Forestry Commission undertakes inventory at Ramsar Site

The Forestry Commission is undertaking inventory of structures that will be affected in the second phase of the demolition exercise at the Ramsar Site at Sakumono.

A Deputy Minister of Lands and Natural Resources in-charge of Forestry, Benito Owusu-Bio, who made this known during a visit to the site last Thursday, said from next week, the ministry would make public the number of structures to be pulled down in the second phase.

The visit was to enable the deputy minister to inspect the progress of the demolition exercise that commenced last Wednesday, and saw the demolition of walls, which secured lands belonging to individuals and real estate developers, being pulled down at the site.

State of buildings

Addressing journalists, Mr Owusu-Bio indicated that while majority of the buildings were not inhabitable, since they were still within the development stage, they also had no building permit covering the developments.

“As you can see, majority of the structures here are almost not habitable and these encroachers have no form of permit since the lands are still under an executive instrument and so these structures do not need to be here in the first place,” the minister said.

He was accompanied by the Greater Accra Regional Minister, Henry Quartey, the Chief Executive Officer of the Forestry Commission, John Allotey, the Chief Executive of the Tema West Municipal Assembly, Anna Aduwkei Addo, as well as officials of the National Disaster Management Organisation (NADMO) and other stakeholder agencies.

Security

The team, arriving in a military chopper, took an aerial survey of the stretch before landing at the site to address the media, a situation which attracted scores of residents of the area, including property owners, trooping in to observe proceedings.

Security, as usual, was tight with a heavy deployment of gun wielding officers from the military, the police and the immigration, who were stationed at various points of the area to ward off any troublemakers.

The team gleefully looked on with some directing the bulldozers, deployed for the exercise, to clear all structures within the affected areas.

New boundary

The deputy minister indicated that following the huge encroachment, officials created a new boundary as the buffer to protect what was left of the site of which developers should not cross since they felt the need to apply a human face.

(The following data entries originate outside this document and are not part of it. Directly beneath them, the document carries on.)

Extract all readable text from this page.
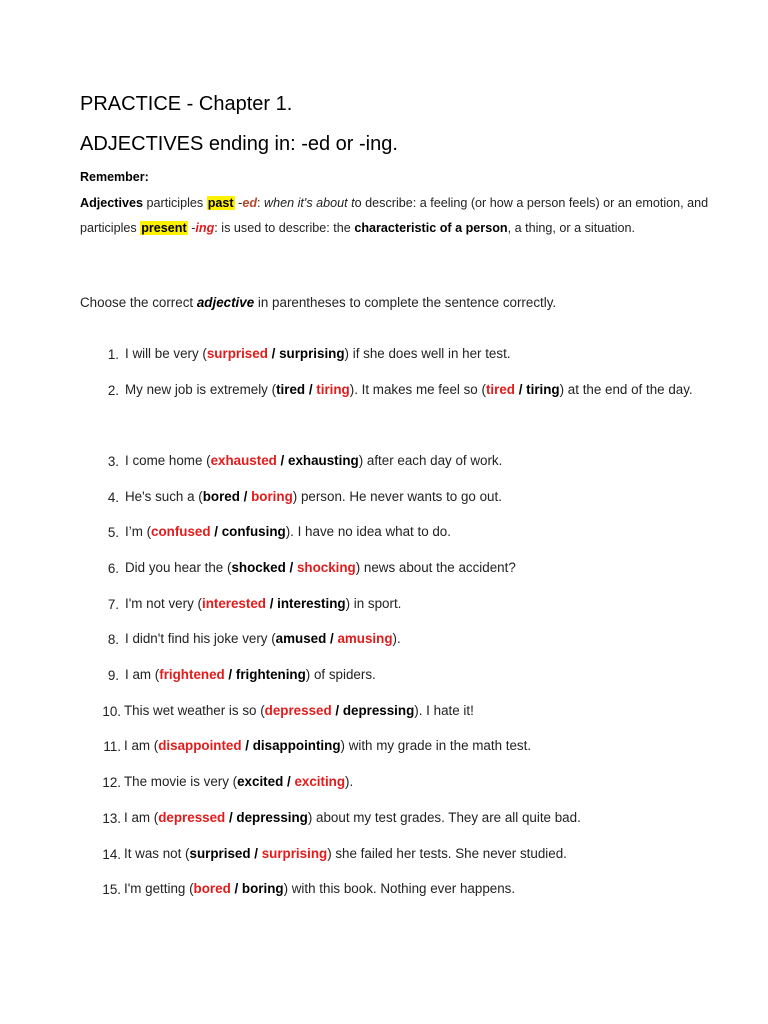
PRACTICE - Chapter 1.
ADJECTIVES ending in: -ed or -ing.
Remember:
Adjectives participles past -ed: when it's about to describe: a feeling (or how a person feels) or an emotion, and participles present -ing: is used to describe: the characteristic of a person, a thing, or a situation.
Choose the correct adjective in parentheses to complete the sentence correctly.
1. I will be very (surprised / surprising) if she does well in her test.
2. My new job is extremely (tired / tiring). It makes me feel so (tired / tiring) at the end of the day.
3. I come home (exhausted / exhausting) after each day of work.
4. He's such a (bored / boring) person. He never wants to go out.
5. I’m (confused / confusing). I have no idea what to do.
6. Did you hear the (shocked / shocking) news about the accident?
7. I'm not very (interested / interesting) in sport.
8. I didn't find his joke very (amused / amusing).
9. I am (frightened / frightening) of spiders.
10. This wet weather is so (depressed / depressing). I hate it!
11. I am (disappointed / disappointing) with my grade in the math test.
12. The movie is very (excited / exciting).
13. I am (depressed / depressing) about my test grades. They are all quite bad.
14. It was not (surprised / surprising) she failed her tests. She never studied.
15. I'm getting (bored / boring) with this book. Nothing ever happens.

That, however, he said, had been flagrantly been disregarded with the encroachers overrunning the core zone which had badly affected the ecology of the area and the lagoon.

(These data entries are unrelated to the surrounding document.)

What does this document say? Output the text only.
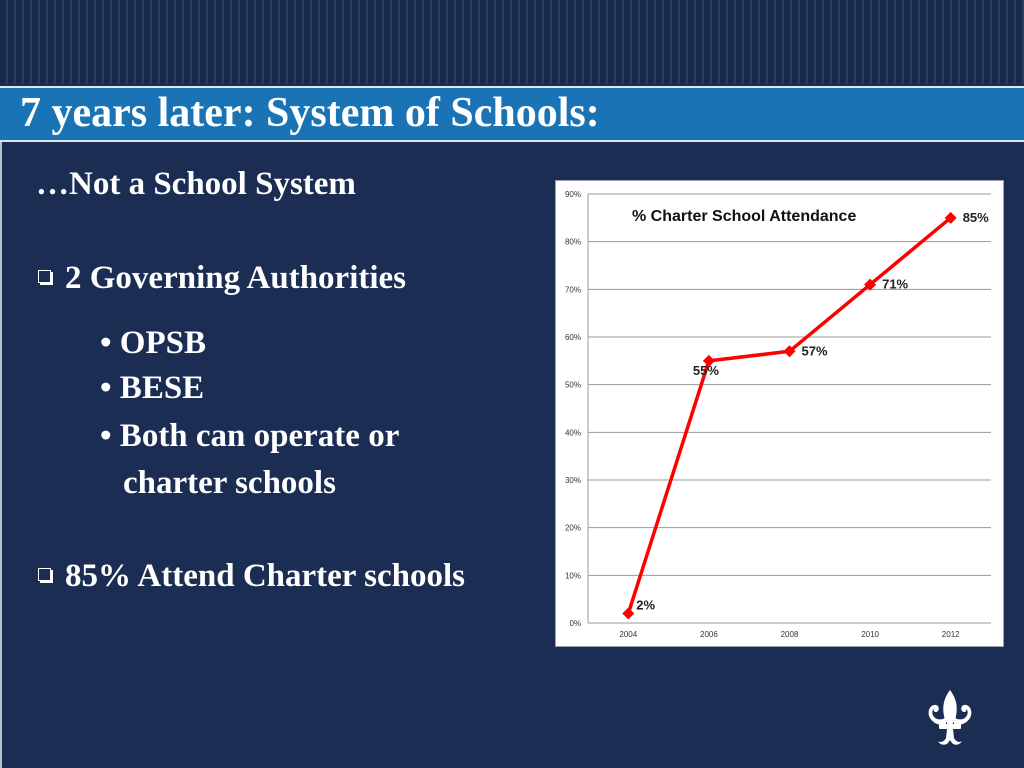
7 years later: System of Schools:
…Not a School System
2 Governing Authorities
• OPSB
• BESE
• Both can operate or
charter schools
85% Attend Charter schools
0%
10%
20%
30%
40%
50%
60%
70%
80%
90%
2004	2006	2008	2010	2012
% Charter School Attendance
2%
55%
57%
71%
85%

“If we continue to sit and allow what’s going on now, the waterway will be gone and we will be having disasters on our hands whenever it rains heavily,” Mr Owusu-Bio said.

The ministry, he said, would continue to support the Greater Accra Regional Security Council (REGSEC) to ensure that the remaining 1,500 acres of the 4,000 acre site was protected.

Consultations

Mr Allotey, for his part, said previous attempts in 2020 to demolish the structures were met by court orders by the developers which restrained the Commission from carrying out its mandated duties of protecting the site.

Subsequently, the Commission, he said, held consultations with relevant stakeholders, including the chiefs of the Nungua area, the allodial owners of the area.

Mr Allotey, however, debunked suggestions that the Commission had granted leases on some of the lands to individuals and developers, saying although individuals had submitted applications to the Commission, no leases had been granted.

“The Forestry Commission does not have the capacity to release lands to people, rather, we are to manage the resource and it is only the district assemblies that can grant permits and the Lands Commission grants leases,” he said.

He challenged individuals claiming to have leases covering the lands at the site to come forward and challenge the Commission’s assertions.